A Saks spokeswoman said, “We don’t comment on rumors or speculation.”
“I was very surprised,” said Jason Asaeda, equity analyst at Standard & Poor’s. “Saks is showing progress with their turnaround, but if there’s a lot of volatility in the market or the affluent consumer gets spooked again and sales fall off again, it’s going to be hard for them.”
Asaeda said the price tag of $11 a share seemed “very generous based on where the stock has been trading.”
Still, financial sources said investors, including sovereign wealth funds, have been looking into Saks, which boasts a top-shelf brand name and very attractive real estate, particularly the Fifth Avenue flagship in New York. Analysts for years have speculated the value of that store alone could exceed the company’s total market capitalization, which stood at $1.22 billion after the market closed Tuesday.
One private equity player said the only way to get to the $11-a-share valuation is to add in the value of the real estate underlying the Fifth Avenue store. Because the site doesn’t have landmark status, the building could be revamped to house retail, office and residential space, possibly making it even more valuable down the road.
The potential offer is still far lower than the $19 the stock went for in July 2005 when word surfaced that Saks Fifth Avenue might be a target in the M&A boom. Saks at the time was in the midst of the sale of its two department store divisions. It became a takeover target again in 2008 when Icelandic group Baugur took an interest in the company.
Any attempt to buy Saks would have to take into account the world’s richest man, Mexican telecommunications billionaire Carlos Slim Helú, who controls 25.6 million shares of the firm, or 16.1 percent of those outstanding, as well as Diego Della Valle, chairman and chief executive officer of Italy’s Tod’s SpA. Della Valle holds 15 million shares, or a 9.4 percent stake, via his personal investment vehicle Diego Della Valle & C. S.A.P.A.
“Anything’s possible, but it seems like a very high price,” said Laurence C. Leeds Jr., chairman of investment firm Buckingham Capital Management.
That doesn’t mean other fashion firms aren’t ripe to be taken private. “Often the balance sheets have lots of cash and the businesses are performing well and they lend themselves to leveraged buyouts,” Leeds said. “The numbers work very well” in those cases.
American Eagle Outfitters Inc. is just one example of a retailer that is seen as a potential takeover target by analysts.

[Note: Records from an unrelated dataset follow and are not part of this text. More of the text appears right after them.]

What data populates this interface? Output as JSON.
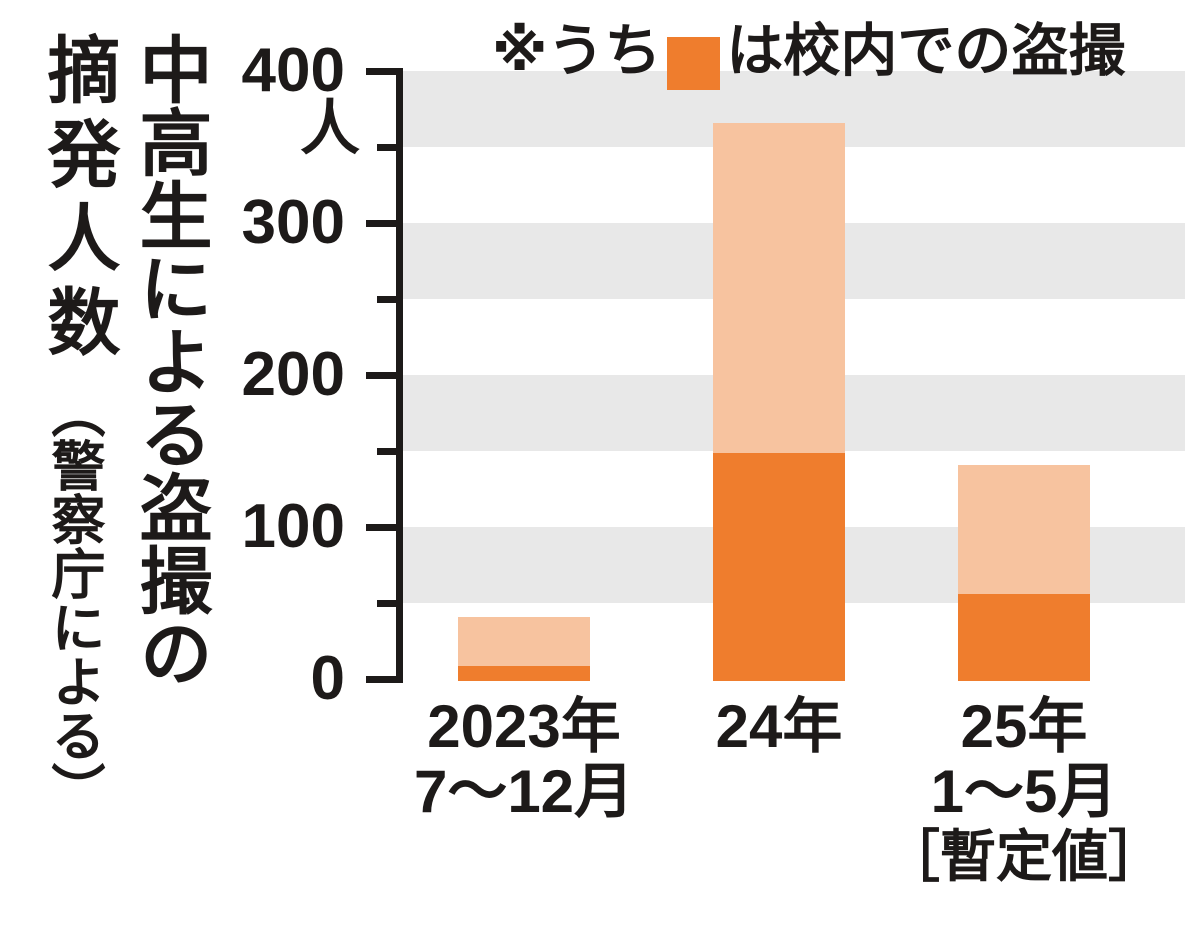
{
  "title": {
    "line1": "中高生による盗撮の",
    "line2": "摘発人数",
    "source": "（警察庁による）"
  },
  "legend": {
    "prefix": "※うち",
    "suffix": "は校内での盗撮",
    "swatch_color": "#ef7d2d"
  },
  "chart_data": {
    "type": "bar",
    "stacked": true,
    "title": "中高生による盗撮の摘発人数（警察庁による）",
    "unit": "人",
    "categories": [
      "2023年7〜12月",
      "24年",
      "25年1〜5月［暫定値］"
    ],
    "category_lines": [
      [
        "2023年",
        "7〜12月"
      ],
      [
        "24年"
      ],
      [
        "25年",
        "1〜5月",
        "［暫定値］"
      ]
    ],
    "series": [
      {
        "id": "total",
        "label": "",
        "color": "#f7c39f",
        "values": [
          42,
          367,
          142
        ]
      },
      {
        "id": "school",
        "label": "校内での盗撮",
        "color": "#ef7d2d",
        "values": [
          10,
          150,
          57
        ]
      }
    ],
    "ylim": [
      0,
      400
    ],
    "ytick_major": [
      0,
      100,
      200,
      300,
      400
    ],
    "ytick_minor": [
      50,
      150,
      250,
      350
    ],
    "grid_bands": [
      [
        50,
        100
      ],
      [
        150,
        200
      ],
      [
        250,
        300
      ],
      [
        350,
        400
      ]
    ],
    "band_color": "#e8e8e8",
    "axis_color": "#1d1a19",
    "grid": "horizontal-bands",
    "legend_position": "top-right"
  }
}
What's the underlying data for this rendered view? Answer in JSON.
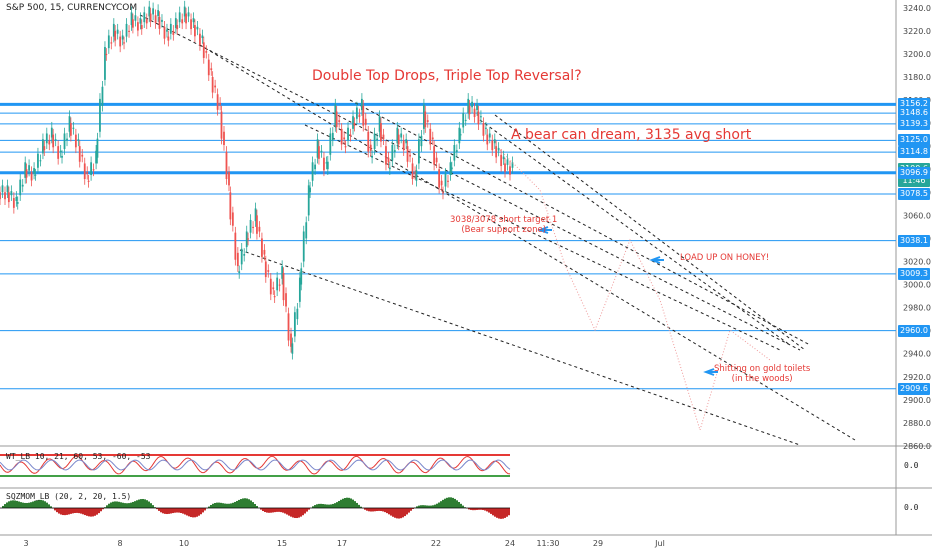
{
  "header": {
    "title": "S&P 500, 15, CURRENCYCOM"
  },
  "colors": {
    "hline": "#2196f3",
    "candle_up": "#26a69a",
    "candle_down": "#ef5350",
    "annotation": "#e53935",
    "tag": "#2196f3",
    "tag_current": "#26a69a"
  },
  "annotations": {
    "main_title": "Double Top Drops, Triple Top Reversal?",
    "bear_dream": "A bear can dream, 3135 avg short",
    "target_line1": "3038/3078 short target 1",
    "target_line2": "(Bear support zone)",
    "load_up": "LOAD UP ON HONEY!",
    "toilets_line1": "Shitting on gold toilets",
    "toilets_line2": "(in the woods)"
  },
  "indicators": {
    "rsi_label": "WT_LB 10, 21, 60, 53, -60, -53",
    "rsi_zero": "0.0",
    "sqz_label": "SQZMOM_LB (20, 2, 20, 1.5)",
    "sqz_zero": "0.0"
  },
  "chart_data": {
    "type": "candlestick",
    "title": "S&P 500, 15, CURRENCYCOM",
    "y_ticks": [
      3240,
      3220,
      3200,
      3180,
      3160,
      3140,
      3120,
      3100,
      3080,
      3060,
      3040,
      3020,
      3000,
      2980,
      2960,
      2940,
      2920,
      2900,
      2880,
      2860
    ],
    "ylim": [
      2860,
      3245
    ],
    "x_ticks": [
      "3",
      "8",
      "10",
      "15",
      "17",
      "22",
      "24",
      "11:30",
      "29",
      "Jul"
    ],
    "horizontal_levels": [
      3156.2,
      3148.6,
      3139.3,
      3125.0,
      3114.8,
      3096.9,
      3078.5,
      3038.1,
      3009.3,
      2960.0,
      2909.6
    ],
    "price_tags": [
      {
        "label": "3156.2",
        "value": 3156.2
      },
      {
        "label": "3148.6",
        "value": 3148.6
      },
      {
        "label": "3139.3",
        "value": 3139.3
      },
      {
        "label": "3125.0",
        "value": 3125.0
      },
      {
        "label": "3114.8",
        "value": 3114.8
      },
      {
        "label": "3100.6",
        "value": 3100.6
      },
      {
        "label": "11:46",
        "value": 3089.5
      },
      {
        "label": "3096.9",
        "value": 3096.9
      },
      {
        "label": "3078.5",
        "value": 3078.5
      },
      {
        "label": "3038.1",
        "value": 3038.1
      },
      {
        "label": "3009.3",
        "value": 3009.3
      },
      {
        "label": "2960.0",
        "value": 2960.0
      },
      {
        "label": "2909.6",
        "value": 2909.6
      }
    ],
    "price_path": [
      3080,
      3070,
      3100,
      3095,
      3120,
      3130,
      3110,
      3140,
      3120,
      3090,
      3110,
      3200,
      3220,
      3210,
      3230,
      3225,
      3235,
      3232,
      3215,
      3225,
      3235,
      3225,
      3210,
      3180,
      3150,
      3080,
      3010,
      3040,
      3060,
      3020,
      2990,
      3010,
      2940,
      3000,
      3080,
      3120,
      3100,
      3150,
      3120,
      3140,
      3155,
      3110,
      3140,
      3100,
      3130,
      3120,
      3090,
      3150,
      3120,
      3080,
      3100,
      3130,
      3155,
      3150,
      3130,
      3120,
      3105,
      3100
    ]
  }
}
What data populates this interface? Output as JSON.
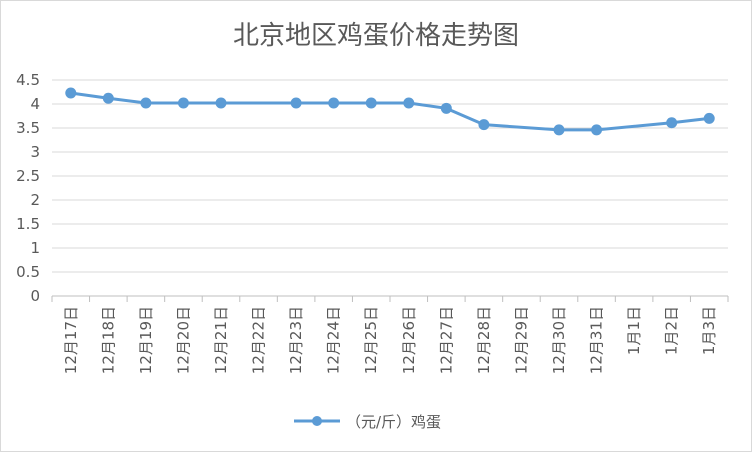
{
  "chart_data": {
    "type": "line",
    "title": "北京地区鸡蛋价格走势图",
    "categories": [
      "12月17日",
      "12月18日",
      "12月19日",
      "12月20日",
      "12月21日",
      "12月22日",
      "12月23日",
      "12月24日",
      "12月25日",
      "12月26日",
      "12月27日",
      "12月28日",
      "12月29日",
      "12月30日",
      "12月31日",
      "1月1日",
      "1月2日",
      "1月3日"
    ],
    "series": [
      {
        "name": "（元/斤）鸡蛋",
        "color": "#5b9bd5",
        "values": [
          4.23,
          4.12,
          4.02,
          4.02,
          4.02,
          null,
          4.02,
          4.02,
          4.02,
          4.02,
          3.91,
          3.57,
          null,
          3.46,
          3.46,
          null,
          3.61,
          3.7
        ]
      }
    ],
    "yticks": [
      "0",
      "0.5",
      "1",
      "1.5",
      "2",
      "2.5",
      "3",
      "3.5",
      "4",
      "4.5"
    ],
    "ylim": [
      0,
      4.5
    ],
    "grid": true,
    "legend": "bottom"
  }
}
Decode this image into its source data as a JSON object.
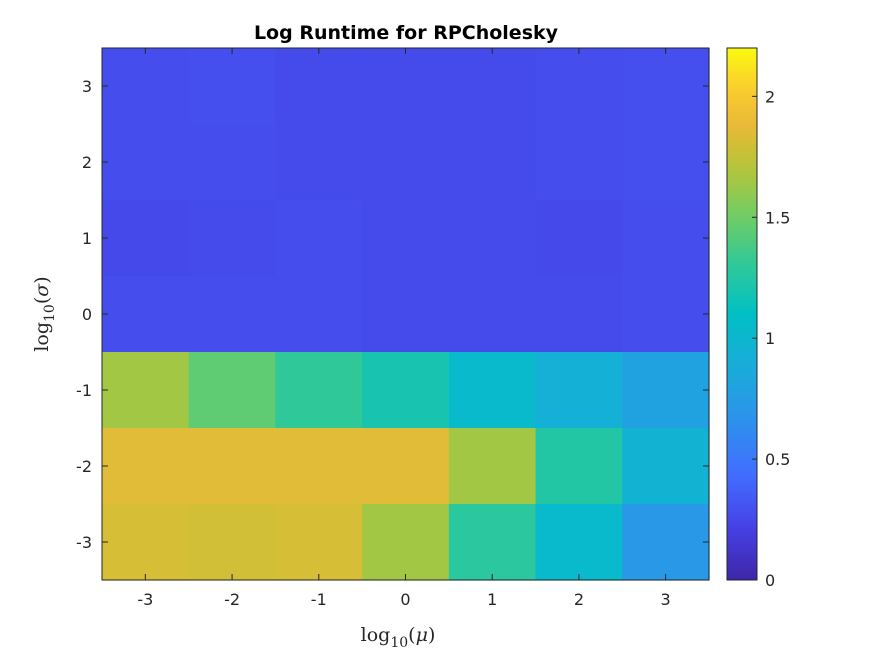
{
  "chart_data": {
    "type": "heatmap",
    "title": "Log Runtime for RPCholesky",
    "xlabel": "log10(μ)",
    "ylabel": "log10(σ)",
    "x_ticks": [
      "-3",
      "-2",
      "-1",
      "0",
      "1",
      "2",
      "3"
    ],
    "y_ticks": [
      "3",
      "2",
      "1",
      "0",
      "-1",
      "-2",
      "-3"
    ],
    "x_values": [
      -3,
      -2,
      -1,
      0,
      1,
      2,
      3
    ],
    "y_values": [
      3,
      2,
      1,
      0,
      -1,
      -2,
      -3
    ],
    "values": [
      [
        0.28,
        0.29,
        0.27,
        0.27,
        0.27,
        0.28,
        0.29
      ],
      [
        0.28,
        0.28,
        0.27,
        0.27,
        0.27,
        0.28,
        0.29
      ],
      [
        0.26,
        0.27,
        0.28,
        0.27,
        0.27,
        0.26,
        0.28
      ],
      [
        0.28,
        0.28,
        0.28,
        0.27,
        0.27,
        0.27,
        0.28
      ],
      [
        1.65,
        1.45,
        1.3,
        1.2,
        1.03,
        0.92,
        0.8
      ],
      [
        1.85,
        1.85,
        1.85,
        1.85,
        1.65,
        1.25,
        0.95
      ],
      [
        1.82,
        1.8,
        1.82,
        1.65,
        1.28,
        1.02,
        0.72
      ]
    ],
    "colorbar": {
      "range": [
        0,
        2.2
      ],
      "ticks": [
        "0",
        "0.5",
        "1",
        "1.5",
        "2"
      ],
      "tick_values": [
        0,
        0.5,
        1,
        1.5,
        2
      ],
      "colormap": "parula"
    },
    "grid": false
  }
}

How much M&A activity the fashion world ultimately sees will depend largely on how bullish private equity firms feel about the sector.
“They’ve got the cash, they need to spend it, but with the consumer being a lot more lethargic, they’re going to be a lot more cautious,” said Antony Karabus, founder and chief executive officer of Karabus Management. “I think that private equity is going to take a step back.”
While Saks’ stock soared, the rest of the retail world limped along.
The S&P Retail Index dipped 0.08 points to 396.74 Tuesday, logging a 2.1 percent drop for August. The Dow Jones Industrial Average traded briefly below 10,000, but blue chip stocks ended the day with a 4.99-point gain to 10,014.72, which translated into a 4.3 percent drop for the month.
Consumers were a little more upbeat in August but just barely. The Conference Board’s Consumer Confidence Index rose to 53.5 from 51 in July.
The Expectations Index increased to 72.5 from 67.5, while the other half of the measure of consumer well-being, the Present Situations Index, dipped slightly to 24.9 from 26.4 in July.
Lynn Franco, director of The Conference Board’s Consumer Confidence Research Center, said the modest gain was the result of an “improvement in consumers’ short-term outlook,” adding they “remain apprehensive about the future.”
Overall, consumers are about as confident as they were a year ago, when the Index was at 54.5.